A fter Harold Bloom died in October 2019, E. D. Hirsch told a story from the early 1960s, when they were assistant professors of English at Yale. They both had lived not far from campus, and Hirsch frequently spotted Bloom walking past his house and joined him for a stroll to the office. They had much to discuss about department matters, and they shared a specialty in Romantic poetry. Bloom had written two books, one of them on Shelley, before Blake’s Apocalypse: A Study in Poetic Argument (1963). Hirsch’s first book was Wordsworth and Schelling (1960), and afterwards he, too, produced a study of Blake, Innocence and Experience: An Introduction to Blake (1964). That was the problem.

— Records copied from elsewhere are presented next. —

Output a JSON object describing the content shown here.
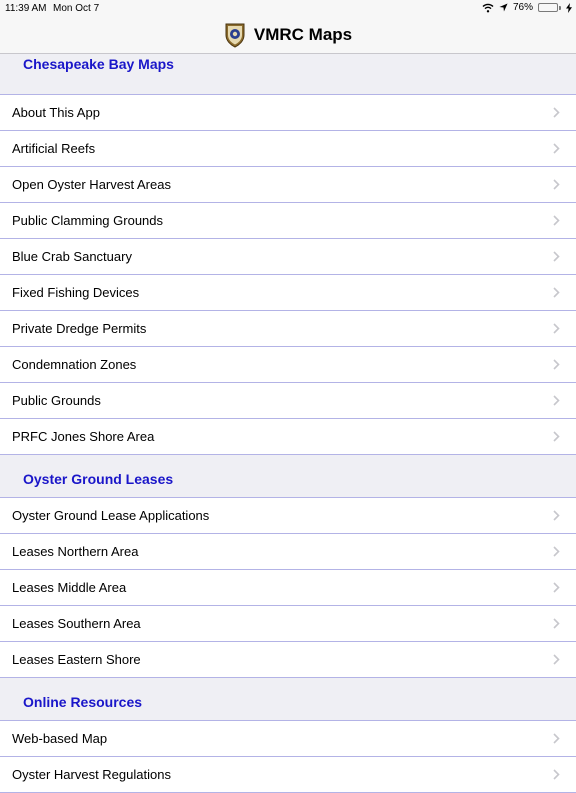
{
  "status_bar": {
    "time": "11:39 AM",
    "date": "Mon Oct 7",
    "battery": "76%"
  },
  "nav": {
    "title": "VMRC Maps"
  },
  "sections": [
    {
      "title": "Chesapeake Bay Maps",
      "items": [
        "About This App",
        "Artificial Reefs",
        "Open Oyster Harvest Areas",
        "Public Clamming Grounds",
        "Blue Crab Sanctuary",
        "Fixed Fishing Devices",
        "Private Dredge Permits",
        "Condemnation Zones",
        "Public Grounds",
        "PRFC Jones Shore Area"
      ]
    },
    {
      "title": "Oyster Ground Leases",
      "items": [
        "Oyster Ground Lease Applications",
        "Leases Northern Area",
        "Leases Middle Area",
        "Leases Southern Area",
        "Leases Eastern Shore"
      ]
    },
    {
      "title": "Online Resources",
      "items": [
        "Web-based Map",
        "Oyster Harvest Regulations"
      ]
    }
  ],
  "colors": {
    "section_title": "#1a16c9",
    "separator": "#b3b3e6",
    "background": "#efeff4",
    "battery": "#4cd964"
  }
}
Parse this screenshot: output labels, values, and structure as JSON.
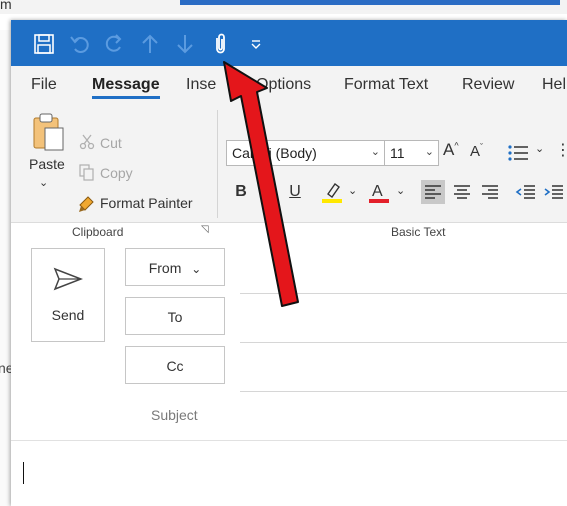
{
  "background": {
    "title_fragment": "m",
    "side_fragment": "ne"
  },
  "quick_access": {
    "icons": [
      "save-icon",
      "undo-icon",
      "redo-icon",
      "up-icon",
      "down-icon",
      "attach-icon",
      "customize-icon"
    ]
  },
  "tabs": {
    "file": "File",
    "message": "Message",
    "insert": "Inse",
    "options": "Options",
    "format_text": "Format Text",
    "review": "Review",
    "help": "Hel"
  },
  "clipboard": {
    "paste": "Paste",
    "cut": "Cut",
    "copy": "Copy",
    "format_painter": "Format Painter",
    "group_label": "Clipboard"
  },
  "basic_text": {
    "font": "Calibri (Body)",
    "size": "11",
    "bold": "B",
    "italic": "I",
    "underline": "U",
    "group_label": "Basic Text"
  },
  "compose": {
    "send": "Send",
    "from": "From",
    "to": "To",
    "cc": "Cc",
    "subject": "Subject"
  },
  "colors": {
    "title_bar": "#1f6fc5",
    "highlight": "#ffe800",
    "font_color": "#e3202a",
    "annotation_arrow": "#e4161b"
  }
}
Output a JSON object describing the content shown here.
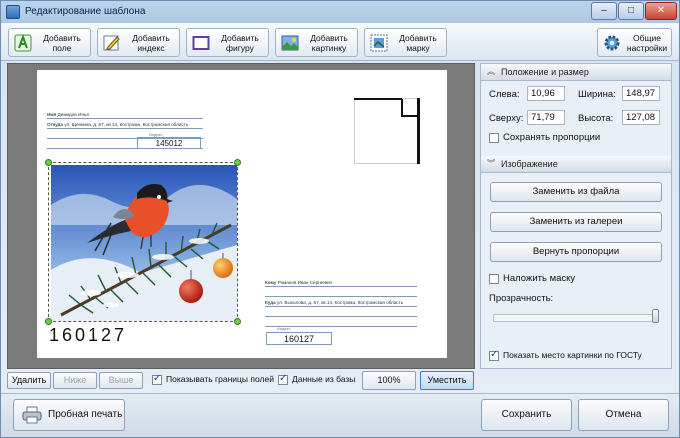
{
  "window": {
    "title": "Редактирование шаблона",
    "min": "–",
    "max": "□",
    "close": "✕"
  },
  "toolbar": {
    "add_field": "Добавить\nполе",
    "add_index": "Добавить\nиндекс",
    "add_shape": "Добавить\nфигуру",
    "add_image": "Добавить\nкартинку",
    "add_stamp": "Добавить\nмарку",
    "general_settings": "Общие\nнастройки"
  },
  "envelope": {
    "sender_lines": [
      {
        "label": "Имя",
        "value": "Демидов Илья"
      },
      {
        "label": "Откуда",
        "value": "ул. Щепкина, д. 57, кв.14, Кострома, Костромская область"
      },
      {
        "label": "",
        "value": ""
      },
      {
        "label": "",
        "value": ""
      }
    ],
    "sender_zip_label": "Индекс",
    "sender_zip": "145012",
    "zipcode_big": "160127",
    "recipient_lines": [
      {
        "label": "Кому",
        "value": "Романов Иван Сергеевич"
      },
      {
        "label": "",
        "value": ""
      },
      {
        "label": "Куда",
        "value": "ул. Выхолова, д. 57, кв.14, Кострома, Костромская область"
      },
      {
        "label": "",
        "value": ""
      },
      {
        "label": "",
        "value": ""
      }
    ],
    "recipient_zip_label": "Индекс",
    "recipient_zip": "160127"
  },
  "panel": {
    "position_header": "Положение и размер",
    "left_label": "Слева:",
    "left_value": "10,96",
    "width_label": "Ширина:",
    "width_value": "148,97",
    "top_label": "Сверху:",
    "top_value": "71,79",
    "height_label": "Высота:",
    "height_value": "127,08",
    "keep_proportions": "Сохранять пропорции",
    "image_header": "Изображение",
    "replace_file": "Заменить из файла",
    "replace_gallery": "Заменить из галереи",
    "restore_proportions": "Вернуть пропорции",
    "apply_mask": "Наложить маску",
    "transparency_label": "Прозрачность:",
    "transparency": 1.0,
    "show_gost": "Показать место картинки по ГОСТу"
  },
  "bottom_bar": {
    "delete": "Удалить",
    "lower": "Ниже",
    "higher": "Выше",
    "show_borders": "Показывать границы полей",
    "data_from_db": "Данные из базы",
    "zoom": "100%",
    "fit": "Уместить"
  },
  "footer": {
    "test_print": "Пробная печать",
    "save": "Сохранить",
    "cancel": "Отмена"
  },
  "colors": {
    "accent": "#3e7fc4",
    "handle": "#6fcf3f",
    "bird_breast": "#e8502a"
  }
}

Bloom was committed to Northrop Frye’s interpretation of Blake. In Fearful Symmetry: A Study of William Blake (1947), Frye had argued that Blake’s is a genuinely prophetic vision, one that demands a basic mental adjustment in those who wish to understand him. Bloom also favored Frye’s model of literature in general, outlined in Anatomy of Criticism (1957), the overarching theory of narrative archetypes that run through cultures and periods. Hirsch disliked that approach, as he made clear in his Blake book. It didn’t matter that Frye was a giant in literary studies at that time, whereas Hirsch was a junior professor but a few years out of graduate school. Hirsch believed in right and wrong interpretations; there really was a truth about Blake that could be determined, and Frye wasn’t it.
Bloom disagreed, and did so because he felt the same way about right and wrong criticism. To misconstrue Blake was for him an intellectual failing, perhaps a moral one as well. When Hirsch’s book came out, it changed things between them. From that time onward, Hirsch said, Bloom took another route to campus.